Patients, too, should take a much more active role in their care, the team concluded. “The biggest untapped resource in health care is the patient and their family,” PHSI steering committee member and clinical professor of pediatrics and health-care policy at Harvard Medical School Donald Berwick told Fernandopulle. “We systematically exclude them from playing a role.” The skunkworks group discussed giving patients around-the-clock online access to medical records and promoting peer learning with other patients. “A lot of what people need to learn when they have an illness is not what I, the doctor, can teach you, but what other people who have the illness can teach you,” says Fernandopulle.

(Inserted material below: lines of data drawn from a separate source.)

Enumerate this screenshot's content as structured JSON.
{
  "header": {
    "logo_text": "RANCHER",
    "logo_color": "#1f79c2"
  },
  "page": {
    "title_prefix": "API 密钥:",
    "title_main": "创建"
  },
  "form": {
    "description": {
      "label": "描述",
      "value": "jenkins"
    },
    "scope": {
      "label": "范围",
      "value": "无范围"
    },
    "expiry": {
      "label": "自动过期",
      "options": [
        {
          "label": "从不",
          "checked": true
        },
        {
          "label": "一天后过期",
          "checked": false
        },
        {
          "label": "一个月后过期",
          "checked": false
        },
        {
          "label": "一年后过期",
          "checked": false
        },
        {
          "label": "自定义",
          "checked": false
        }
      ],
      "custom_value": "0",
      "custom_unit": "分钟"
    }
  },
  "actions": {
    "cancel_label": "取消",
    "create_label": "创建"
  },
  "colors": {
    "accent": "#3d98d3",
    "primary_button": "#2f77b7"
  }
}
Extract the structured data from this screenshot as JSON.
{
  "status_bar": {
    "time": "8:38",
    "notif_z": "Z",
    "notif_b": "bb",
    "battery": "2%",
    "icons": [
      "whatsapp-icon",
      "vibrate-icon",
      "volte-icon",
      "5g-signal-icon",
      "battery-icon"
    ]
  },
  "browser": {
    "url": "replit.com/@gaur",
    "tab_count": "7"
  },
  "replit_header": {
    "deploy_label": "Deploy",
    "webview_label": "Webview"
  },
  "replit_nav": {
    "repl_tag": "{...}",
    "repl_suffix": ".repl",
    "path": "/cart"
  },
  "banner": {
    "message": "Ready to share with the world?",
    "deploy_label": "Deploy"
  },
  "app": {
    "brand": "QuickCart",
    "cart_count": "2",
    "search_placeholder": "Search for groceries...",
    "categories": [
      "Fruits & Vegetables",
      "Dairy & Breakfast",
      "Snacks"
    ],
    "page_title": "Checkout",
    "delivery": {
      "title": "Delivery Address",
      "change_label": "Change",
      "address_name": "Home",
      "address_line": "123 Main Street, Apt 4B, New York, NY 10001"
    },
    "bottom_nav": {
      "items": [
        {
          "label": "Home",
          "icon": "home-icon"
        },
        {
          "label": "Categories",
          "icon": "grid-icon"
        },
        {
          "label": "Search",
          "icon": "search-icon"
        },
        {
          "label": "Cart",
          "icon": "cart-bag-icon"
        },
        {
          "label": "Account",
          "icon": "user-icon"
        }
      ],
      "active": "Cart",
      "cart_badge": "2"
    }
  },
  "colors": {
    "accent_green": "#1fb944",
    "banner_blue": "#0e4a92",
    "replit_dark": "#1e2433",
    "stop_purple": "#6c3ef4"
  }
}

Technology is the third partner in this new model of primary care. “Health care is way behind every other industry in terms of using information technology,” says Fernandopulle. “The guy at Hertz knows more about you when you walk up to the counter than your doctor does.” From patient-specific Web sites to letting patients schedule their own appointments and e-mail their doctors, the team came up with many ways that technology can smooth this new model of health-care delivery.

A working laboratory

Continuing with the skunkworks model, Fernandopulle has led the creation of a prototype primary care facility where the group’s research can be tested in practice. With two other physicians, he opened Renaissance Health, affiliated with Massachusetts General Hospital, in Arlington in July. While the practice is administratively separate from PHSI and Harvard, the group sees it as its laboratory.

“The practice is a very practical outgrowth of a very academic collaboration,” says HBS’s Bohmer. “We do that on the biotech side all the time, but we do that less often on the service side.”

In addition to implementing many of the researchers’ breakthrough notions of primary health care, Renaissance Health has built ongoing innovation into its business plan, ensuring the clinicians’ case loads are light enough that they have time to constantly evaluate what’s working and what’s not.

“We have absolutely no illusion that we know the right answer,” says Fernandopulle. “The key is to build the system where you’ll continually innovate.”